What I Would Tell My 42-Year-Old Self if I Could Travel Back in Time
- LB
- May 13
- 2 min read
Hey, 42-year-old me,
It’s me. You. Us. From the future. I know you’re busy teaching Zumba and playing bass guitar at church like a boss, but we need to talk.
You’re about to enter a season you weren’t warned about—because no one’s talking about it yet. Doctors don’t understand it, your girlfriends aren’t there yet, and you have no idea what’s about to hit.
Let me help.
First things first:
You’re going to be okay. I know you're scared, confused, and feeling a little betrayed by your own body.

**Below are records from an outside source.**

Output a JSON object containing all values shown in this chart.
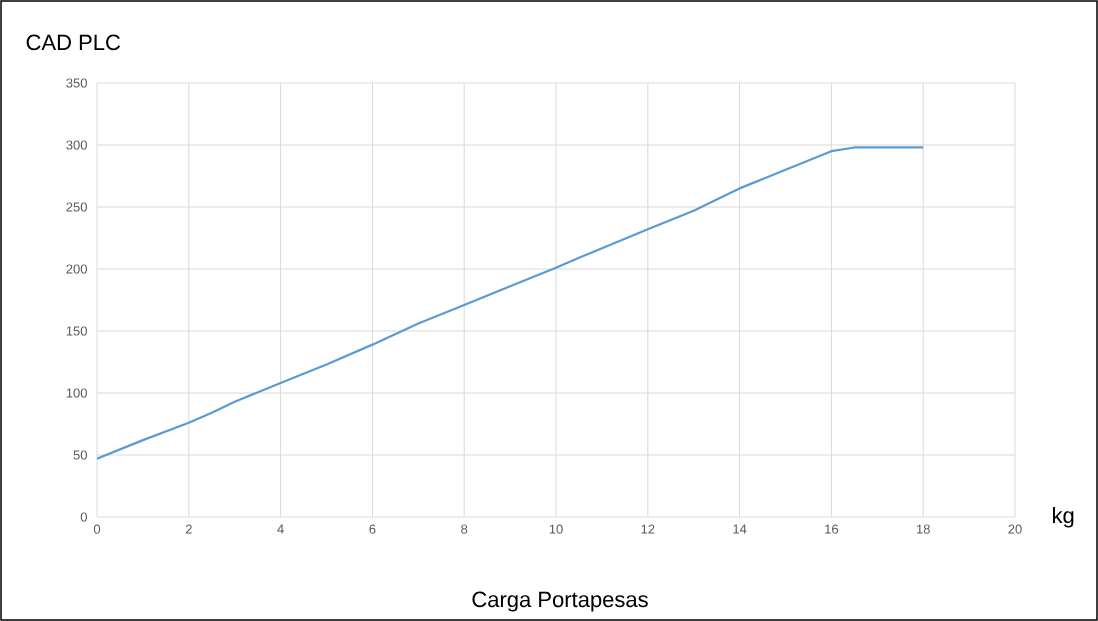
{
  "chart_data": {
    "type": "line",
    "ylabel": "CAD PLC",
    "xlabel": "Carga Portapesas",
    "annotations": [
      "kg"
    ],
    "x": [
      0,
      1,
      2,
      2.5,
      3,
      4,
      5,
      6,
      7,
      8,
      9,
      10,
      10.5,
      12,
      13,
      13.5,
      14,
      15,
      16,
      16.5,
      18
    ],
    "series": [
      {
        "color": "#5b9bd5",
        "values": [
          47,
          62,
          76,
          84,
          93,
          108,
          123,
          139,
          156,
          171,
          186,
          201,
          209,
          232,
          247,
          256,
          265,
          280,
          295,
          298,
          298
        ]
      }
    ],
    "xlim": [
      0,
      20
    ],
    "ylim": [
      0,
      350
    ],
    "xticks": [
      0,
      2,
      4,
      6,
      8,
      10,
      12,
      14,
      16,
      18,
      20
    ],
    "yticks": [
      0,
      50,
      100,
      150,
      200,
      250,
      300,
      350
    ],
    "grid": true,
    "marker": "none",
    "line_style": "solid"
  }
}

But trust me—this isn’t the end. It’s just a twist in the storyline.
Your doctor is a butt. Yes, I said it. I mean it with all due respect (kind of). When he tells you, “You're too fit and eat too clean to have high blood pressure,” and follows that up with, “It’s just hereditary. You’ll be on meds for life,” I want you to channel your inner Maury Povich because: That was a lie.
It’s not just genetics. It’s your extreme hormone fluctuations lighting your nervous system on fire. Your blood pressure is climbing because of perimenopause, not because your family didn't exercise and were addicted to fried chicken and every inch of a pig that they could cook (from the roota to the toota).
So what am I telling you?
The fatigue? Normal.
The sweating that hits like a heat bomb at noon? Also normal.
That feeling like you're unraveling but also expected to make dinner? Yup. Perimenopause.
You don’t know it yet, but this is the reason for so much of what you're experiencing. It's not on your radar yet—and it's definitely not on your doctor’s. But you’ll figure it out. You'll research, read, ask hard questions, and start piecing it all together.
You’re going to become the woman other women come to when they’re falling apart at 45 and wondering what’s wrong with them. And you’ll tell them: “Nothing’s wrong with you, sis. You’re just changing. And it’s okay.”
Oh, and that guy? The one who makes you laugh and scares you a little because he sees you so clearly? Yeah. You’re gonna marry him.
In Hawaii.
Try not to faint.

So if I could whisper one thing to that woman in her early 40s—still dancing, still learning, still wondering what’s next—it would be this:
You’re going to be okay. And more than that—you’re going to thrive. Not because it’s easy, but because you’ll learn to listen to your body, trust your instincts, and stop apologizing for what you need.
Keep going. You’ve got this. And when you don’t? Future-you will be right here, cheering you on.